In der Schulleitungsstudie 2025 wurden erstmals auch berufliche Schulen befragt - mit spannenden Ergebnissen. Ihre Schulleitungen gehen pragmatischer mit Personalmangel um, insbesondere was die Einbindung von Quer- und Seiteneinsteigenden angeht. Denn 84 Prozent empfinden deren praktische Berufserfahrungen als Bereicherung für den Unterricht (allgemeinbildende Schulen: 62 Prozent). Sie sind zudem offener für die Digitalisierung und für das Thema KI. 43 Prozent wünschen sich eine stärkere inhaltliche Beschäftigung mit KI, bei den allgemeinbildenden Schulen liegt dieser Wert bei 21 Prozent.
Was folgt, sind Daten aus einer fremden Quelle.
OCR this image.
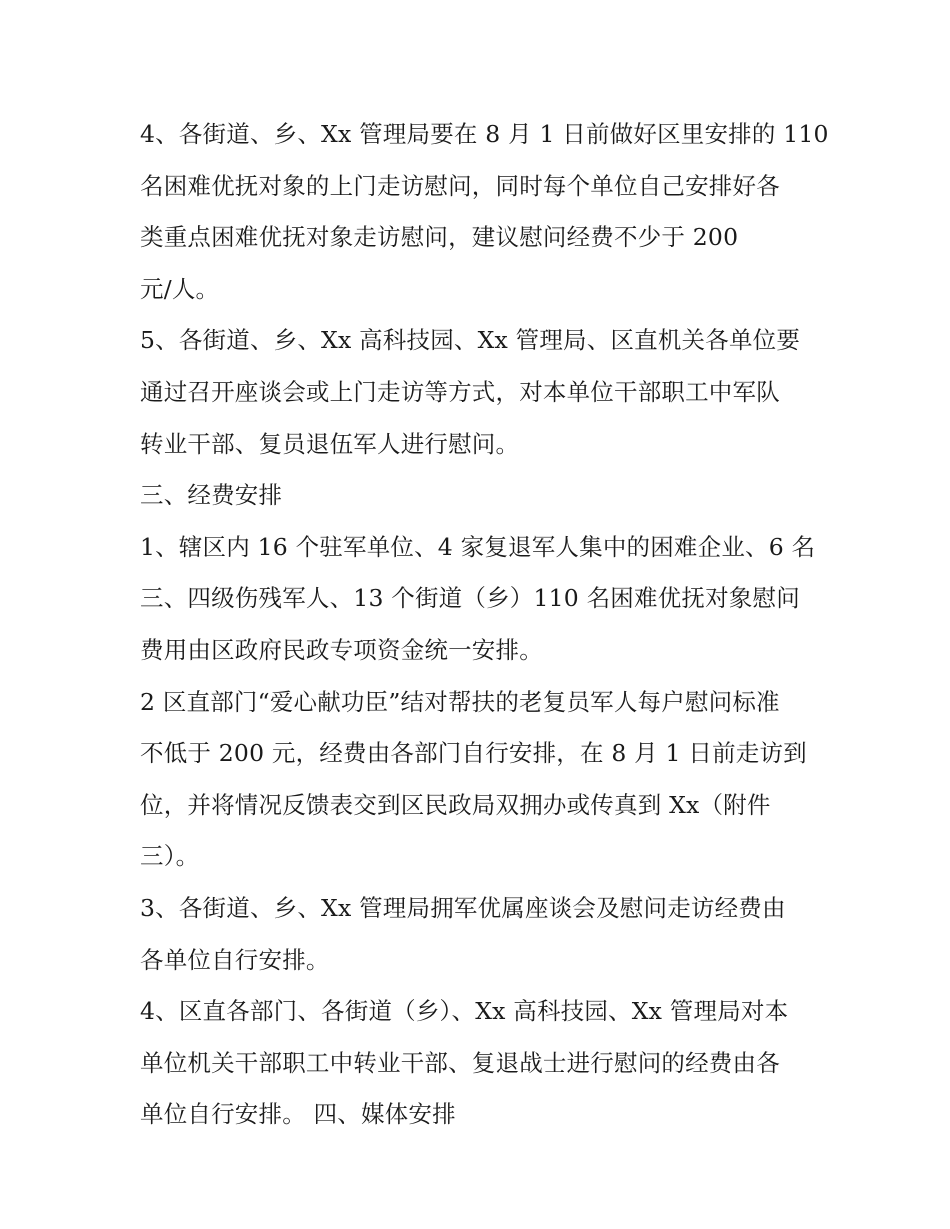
4、各街道、乡、Xx 管理局要在 8 月 1 日前做好区里安排的 110
名困难优抚对象的上门走访慰问，同时每个单位自己安排好各
类重点困难优抚对象走访慰问，建议慰问经费不少于 200
元/人。
5、各街道、乡、Xx 高科技园、Xx 管理局、区直机关各单位要
通过召开座谈会或上门走访等方式，对本单位干部职工中军队
转业干部、复员退伍军人进行慰问。
三、经费安排
1、辖区内 16 个驻军单位、4 家复退军人集中的困难企业、6 名
三、四级伤残军人、13 个街道（乡）110 名困难优抚对象慰问
费用由区政府民政专项资金统一安排。
2 区直部门“爱心献功臣”结对帮扶的老复员军人每户慰问标准
不低于 200 元，经费由各部门自行安排，在 8 月 1 日前走访到
位，并将情况反馈表交到区民政局双拥办或传真到 Xx（附件
三）。
3、各街道、乡、Xx 管理局拥军优属座谈会及慰问走访经费由
各单位自行安排。
4、区直各部门、各街道（乡）、Xx 高科技园、Xx 管理局对本
单位机关干部职工中转业干部、复退战士进行慰问的经费由各
单位自行安排。 四、媒体安排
Damit erweisen sich berufliche Schulen in wichtigen Themen als Champions, genauer gesagt als "Hidden Champions". Denn 96 Prozent ihrer Schulleitungen bemängeln, dass ihre Arbeit im Vergleich zu den allgemeinbildenden Schulen zu wenig öffentliche Wahrnehmung bekommt.
Die Studie
Die vorliegende Cornelsen Schulleitungsstudie 2025 ist bereits die dritte Studie ihrer Reihe. Sie umfasste eine Online-Befragung sowie qualitative Interviews. Insgesamt wurden online 2.405 Schulleitungen befragt, davon 2.063 Schulleitungen, die repräsentativ die allgemeinbildenden Schulen abbilden, sowie 342 Schulleitungen beruflicher Schulen. Zusätzlich wurden 24 qualitative Interviews durchgeführt.
"Gerade in den qualitativen Interviews wird deutlich, dass es vielen Schulleiterinnen und Schulleitern ein echtes Anliegen ist, zu drängen, zu treiben und ihre Visionen von der Schule der Zukunft Wirklichkeit werden zu lassen. Wir täten gut daran, Menschen mehr machen zu lassen und weniger zu regulieren", sagt Dr. Dieter Dohmen, Direktor des FiBS Forschungsinstituts für Bildungs- und Sozialökonomie. Christine Hauck, Geschäftsführerin Didaktik und Content, fügt hinzu: "Die Studie zeigt zwei klare Trends: Schulen müssen immer mehr Themen bewältigen, die weit über das klassische Unterrichtsverständnis der letzten Jahrzehnte hinausgehen. Dafür brauchen sie Ressourcen und multiprofessionelle Teams. Gleichzeitig wird digitale Unterstützung immer wichtiger, um der Vielfalt an Schulen und der Vielfalt der Schüler:innen gerecht zu werden und Lernförderung zu verbessern."